Friday, February 13, 2009

The Geography of Childhood





I am working on an article/presentation on the concept of space, nature, animals and childhood. In what ways does our immersion within a natural world, the space that surrounds our home, our path to school, our after school dreamtime affect who we are and who we become? Surely who I am has been deeply formed by growing up in the middle of a city where the Queens borough Bridge defined my skyline and floated above the rooftop world where clothes were hung and hide and seek were played. the dizzying drop to the ground always offering an edge of terror to the black tar sponginess of irregular shapes and secret spaces. Then again, roaming through wild grass on the edge of the ocean, establishing my kingdom of dune-home, secret paths through swamplands-- all of these childhood imaginative space, a shining circle of being in which I could breathe, be myself and rule.

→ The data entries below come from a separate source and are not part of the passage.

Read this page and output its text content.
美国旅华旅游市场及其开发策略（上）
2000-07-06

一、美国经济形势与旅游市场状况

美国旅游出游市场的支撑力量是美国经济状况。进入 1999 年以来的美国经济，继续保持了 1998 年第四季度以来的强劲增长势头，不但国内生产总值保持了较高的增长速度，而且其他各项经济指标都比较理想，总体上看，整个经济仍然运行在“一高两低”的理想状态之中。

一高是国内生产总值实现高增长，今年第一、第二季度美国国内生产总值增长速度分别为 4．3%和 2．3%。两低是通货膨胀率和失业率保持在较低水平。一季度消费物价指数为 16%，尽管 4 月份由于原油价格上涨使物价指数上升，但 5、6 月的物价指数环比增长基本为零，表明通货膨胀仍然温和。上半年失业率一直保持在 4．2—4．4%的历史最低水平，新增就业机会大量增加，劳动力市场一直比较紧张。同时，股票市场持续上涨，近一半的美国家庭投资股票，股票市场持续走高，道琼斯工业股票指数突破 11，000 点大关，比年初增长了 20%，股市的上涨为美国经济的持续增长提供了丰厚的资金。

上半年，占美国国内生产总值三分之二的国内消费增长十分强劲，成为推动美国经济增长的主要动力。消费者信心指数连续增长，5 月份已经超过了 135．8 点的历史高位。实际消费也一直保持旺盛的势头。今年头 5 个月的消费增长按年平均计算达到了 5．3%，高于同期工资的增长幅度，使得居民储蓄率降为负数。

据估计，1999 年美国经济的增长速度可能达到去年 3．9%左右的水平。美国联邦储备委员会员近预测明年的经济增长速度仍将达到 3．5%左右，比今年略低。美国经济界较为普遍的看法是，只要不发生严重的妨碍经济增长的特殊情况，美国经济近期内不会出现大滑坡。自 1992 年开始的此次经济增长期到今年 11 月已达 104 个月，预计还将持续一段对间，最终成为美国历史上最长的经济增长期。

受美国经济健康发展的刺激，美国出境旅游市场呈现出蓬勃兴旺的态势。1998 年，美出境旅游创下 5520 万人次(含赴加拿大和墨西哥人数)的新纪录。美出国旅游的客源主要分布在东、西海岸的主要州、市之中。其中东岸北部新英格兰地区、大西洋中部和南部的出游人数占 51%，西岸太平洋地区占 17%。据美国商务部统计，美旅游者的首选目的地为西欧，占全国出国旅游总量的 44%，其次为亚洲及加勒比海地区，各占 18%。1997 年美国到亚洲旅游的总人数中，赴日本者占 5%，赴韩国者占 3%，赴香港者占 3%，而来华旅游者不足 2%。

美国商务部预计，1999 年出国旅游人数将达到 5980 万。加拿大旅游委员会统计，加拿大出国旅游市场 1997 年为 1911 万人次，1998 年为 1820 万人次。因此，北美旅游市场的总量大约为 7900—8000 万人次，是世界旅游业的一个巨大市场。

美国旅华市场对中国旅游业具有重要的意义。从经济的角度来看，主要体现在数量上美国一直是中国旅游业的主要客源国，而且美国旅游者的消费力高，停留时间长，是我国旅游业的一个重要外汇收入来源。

My story is but one. So, how does the world as nature, as animated, appear to the young child and offer her an ontological anchor? What living beings spoke to you when you were five? And told you their secrets? Adults are divorced from the camaraderie of the child and animal world. Both child and animal are small, viewed as insignificant and indeed, as we might say today, are marginalized from the adult world of power and action. Ah, but are they? Or do they inhabit an alternative world in which animals confide in the child and the child rules her kingdom by the sea, in the playground, backyard, dusty alley. What world is revealed to children that adults have lost the ability to see, to sense, to feel?

1 comment:

  1. funny mom, that i just wrote of our ram and gving him a new
    space, only to read your post afterwards.

    maybe the world hidden to adults is the world where time
    is permitted to be stretched and adored?